Он никогда не дает прогноза по одному пациенту и по течению заболевания. Определенные проценты летальности существуют, врачи об этом говорят родителям, но каждый пациент непредсказуем. Бывают совсем безысходные состояния с хорошим эффектом, а бывает, к сожалению, наоборот.
– Трудно судить об адекватности родителей, когда ребенок тяжело болеет. Кто-то в слезах постоянно, кто-то стойко переносит, но с каждым индивидуально приходится разговаривать. Мы стараемся с первой минуты давать всю информацию в полном объеме, не утаивая и не увеличивая риски, и доносить наше видение ситуации, каждый день доносить. Мы пускаем родителей в реанимацию, мы понимаем, что они должны видеть своего ребенка. Потом? Кто-то потом приходит поблагодарить, но большинство стараются забыть о плохом, это тяжело психологически, – рассуждает Евгений Владимирович.
Отделение анестезиологии и реанимации (АиР) Педиатрического можно разделить на три направления: хирургическая и соматическая реанимация, реанимация новорожденных и кардиохирургическая реанимация. Но сюда могут попадать и новорожденные, точнее сюда они чаще всего и попадают, потому что пороки сердца у новорожденных – явление нередкое, к сожалению, и койки очень редко пустуют.

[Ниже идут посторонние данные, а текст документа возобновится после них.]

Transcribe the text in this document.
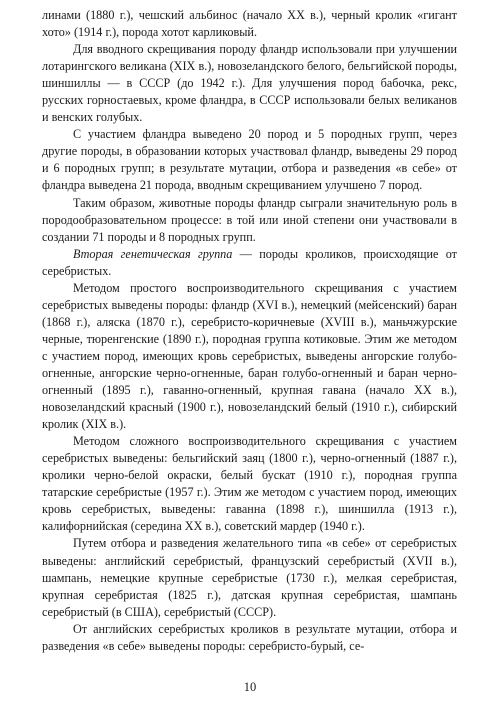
линами (1880 г.), чешский альбинос (начало XX в.), черный кролик «гигант хото» (1914 г.), порода хотот карликовый.

Для вводного скрещивания породу фландр использовали при улучшении лотарингского великана (XIX в.), новозеландского белого, бельгийской породы, шиншиллы — в СССР (до 1942 г.). Для улучшения пород бабочка, рекс, русских горностаевых, кроме фландра, в СССР использовали белых великанов и венских голубых.

С участием фландра выведено 20 пород и 5 породных групп, через другие породы, в образовании которых участвовал фландр, выведены 29 пород и 6 породных групп; в результате мутации, отбора и разведения «в себе» от фландра выведена 21 порода, вводным скрещиванием улучшено 7 пород.

Таким образом, животные породы фландр сыграли значительную роль в породообразовательном процессе: в той или иной степени они участвовали в создании 71 породы и 8 породных групп.

Вторая генетическая группа — породы кроликов, происходящие от серебристых.

Методом простого воспроизводительного скрещивания с участием серебристых выведены породы: фландр (XVI в.), немецкий (мейсенский) баран (1868 г.), аляска (1870 г.), серебристо-коричневые (XVIII в.), маньчжурские черные, тюренгенские (1890 г.), породная группа котиковые. Этим же методом с участием пород, имеющих кровь серебристых, выведены ангорские голубо-огненные, ангорские черно-огненные, баран голубо-огненный и баран черно-огненный (1895 г.), гаванно-огненный, крупная гавана (начало XX в.), новозеландский красный (1900 г.), новозеландский белый (1910 г.), сибирский кролик (XIX в.).

Методом сложного воспроизводительного скрещивания с участием серебристых выведены: бельгийский заяц (1800 г.), черно-огненный (1887 г.), кролики черно-белой окраски, белый бускат (1910 г.), породная группа татарские серебристые (1957 г.). Этим же методом с участием пород, имеющих кровь серебристых, выведены: гаванна (1898 г.), шиншилла (1913 г.), калифорнийская (середина XX в.), советский мардер (1940 г.).

Путем отбора и разведения желательного типа «в себе» от серебристых выведены: английский серебристый, французский серебристый (XVII в.), шампань, немецкие крупные серебристые (1730 г.), мелкая серебристая, крупная серебристая (1825 г.), датская крупная серебристая, шампань серебристый (в США), серебристый (СССР).

От английских серебристых кроликов в результате мутации, отбора и разведения «в себе» выведены породы: серебристо-бурый, се-

10
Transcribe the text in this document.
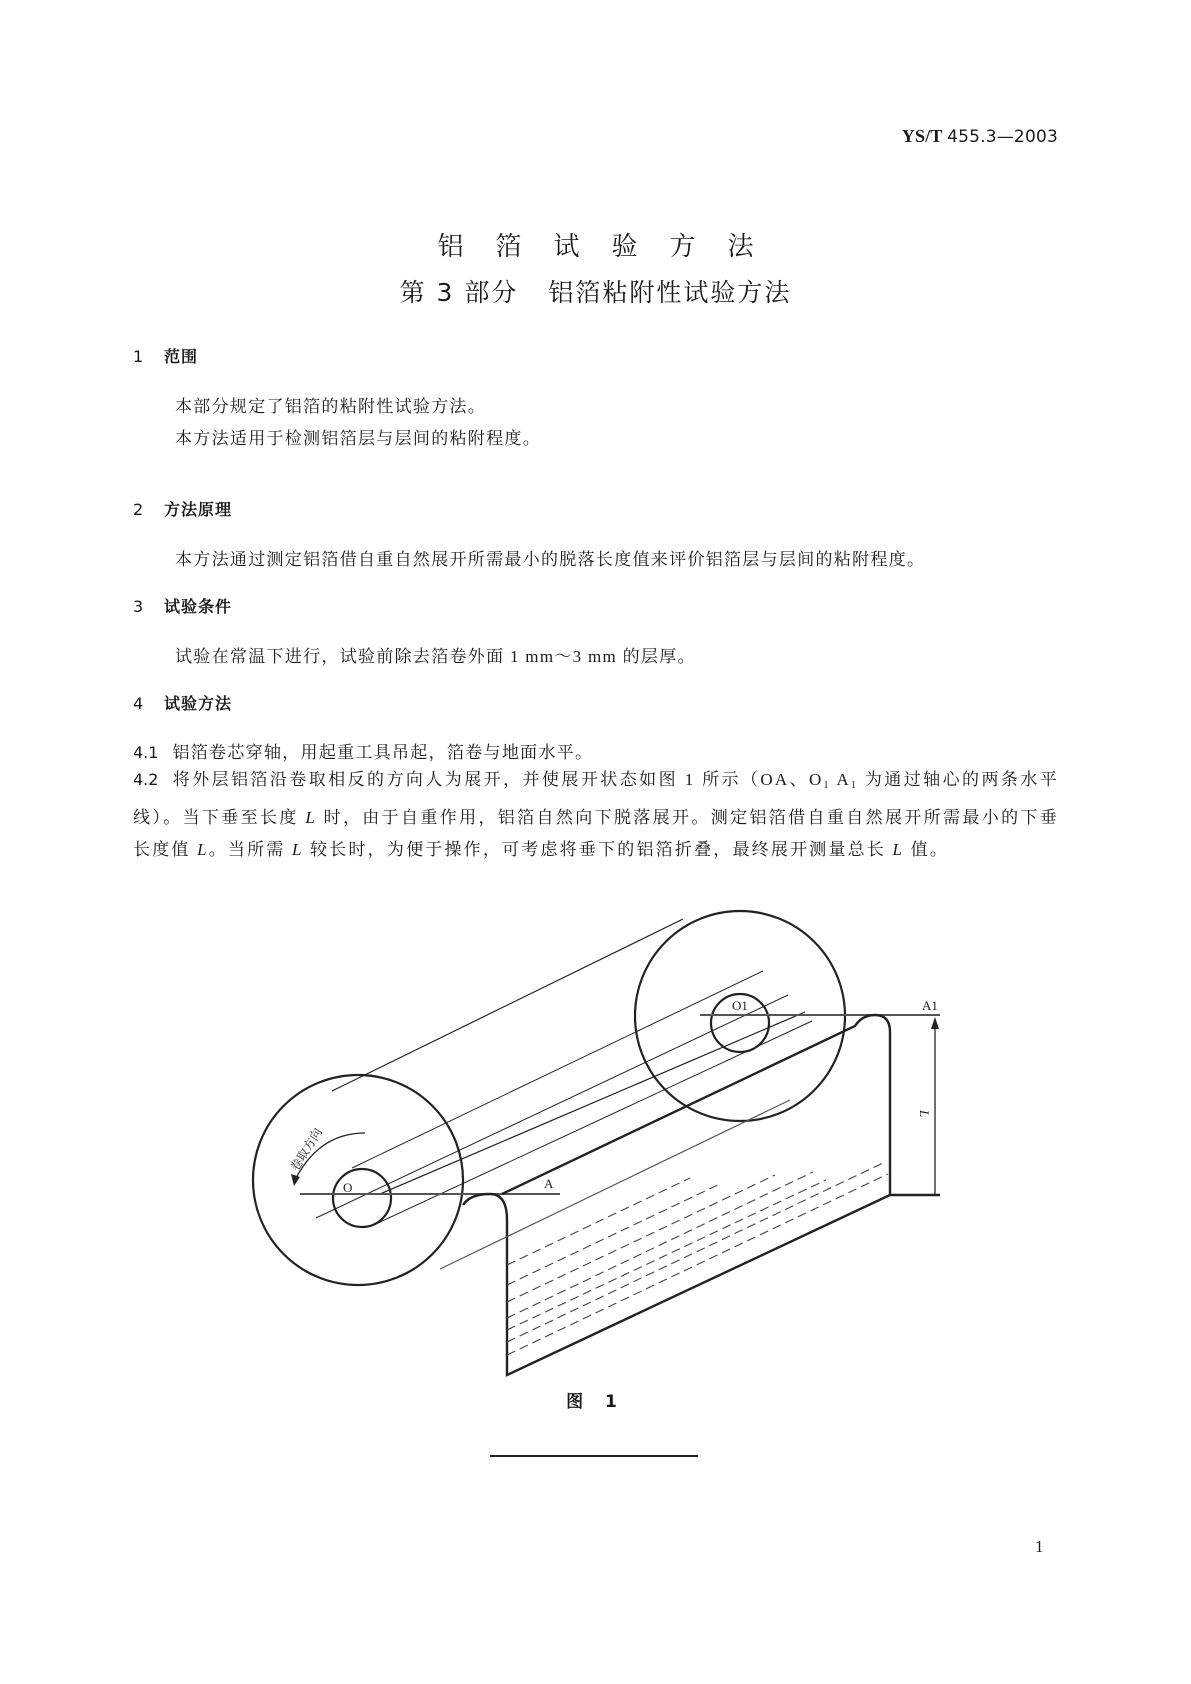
YS/T 455.3—2003
铝箔试验方法
第 3 部分 铝箔粘附性试验方法
1 范围
本部分规定了铝箔的粘附性试验方法。
本方法适用于检测铝箔层与层间的粘附程度。
2 方法原理
本方法通过测定铝箔借自重自然展开所需最小的脱落长度值来评价铝箔层与层间的粘附程度。
3 试验条件
试验在常温下进行，试验前除去箔卷外面 1 mm～3 mm 的层厚。
4 试验方法
4.1 铝箔卷芯穿轴，用起重工具吊起，箔卷与地面水平。
4.2 将外层铝箔沿卷取相反的方向人为展开，并使展开状态如图 1 所示（OA、$O_1$ $A_1$ 为通过轴心的两条水平线）。当下垂至长度 L 时，由于自重作用，铝箔自然向下脱落展开。测定铝箔借自重自然展开所需最小的下垂长度值 L。当所需 L 较长时，为便于操作，可考虑将垂下的铝箔折叠，最终展开测量总长 L 值。
O
O1
A
A1
L
卷取方向
图 1
1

– Все зависит от рождаемости по стране. В какие-то годы много детишек, в какие-то меньше. В среднем последние годы процент увеличивается в связи с улучшением диагностики. Основная масса – дети до года. Врачи стараются прооперировать ребенка с пороком сердца как можно раньше. Бывает, что часто новорожденные с критическими пороками сердца попадают сразу из родзала к нам, и только потом – на операцию, – рассказывает Евгений Владимирович.
«И она задышала»
На столе у анестезиолога-реаниматолога всегда лежит калькулятор, потому что для каждого пациента необходимо абсолютно точно рассчитать пропорции анестезии, дозы лекарства, количество кислорода с учетом возраста, клинических проявлений, рекомендаций. Самая ничтожная ошибка может стать фатальной.
– Вся наша работа – командная. У нас нет такого, что один – звезда, а другие попроще. В команде кардиохирурги, реаниматологи, кардиологи, половина успеха – наши прекрасные медсестры. Если есть сопутствующая патология, приглашаем смежных специалистов. Пока операция не закончится, я никогда не уйду с работы. Если поступает тяжелый пациент, приходится ночью приезжать. Применимо ли к нашей работе слово «чудо»? Наверное, да. Все тяжелые, кто выжил – каждый заслуживает этого определения. Потому что смог справиться, – говорит реаниматолог.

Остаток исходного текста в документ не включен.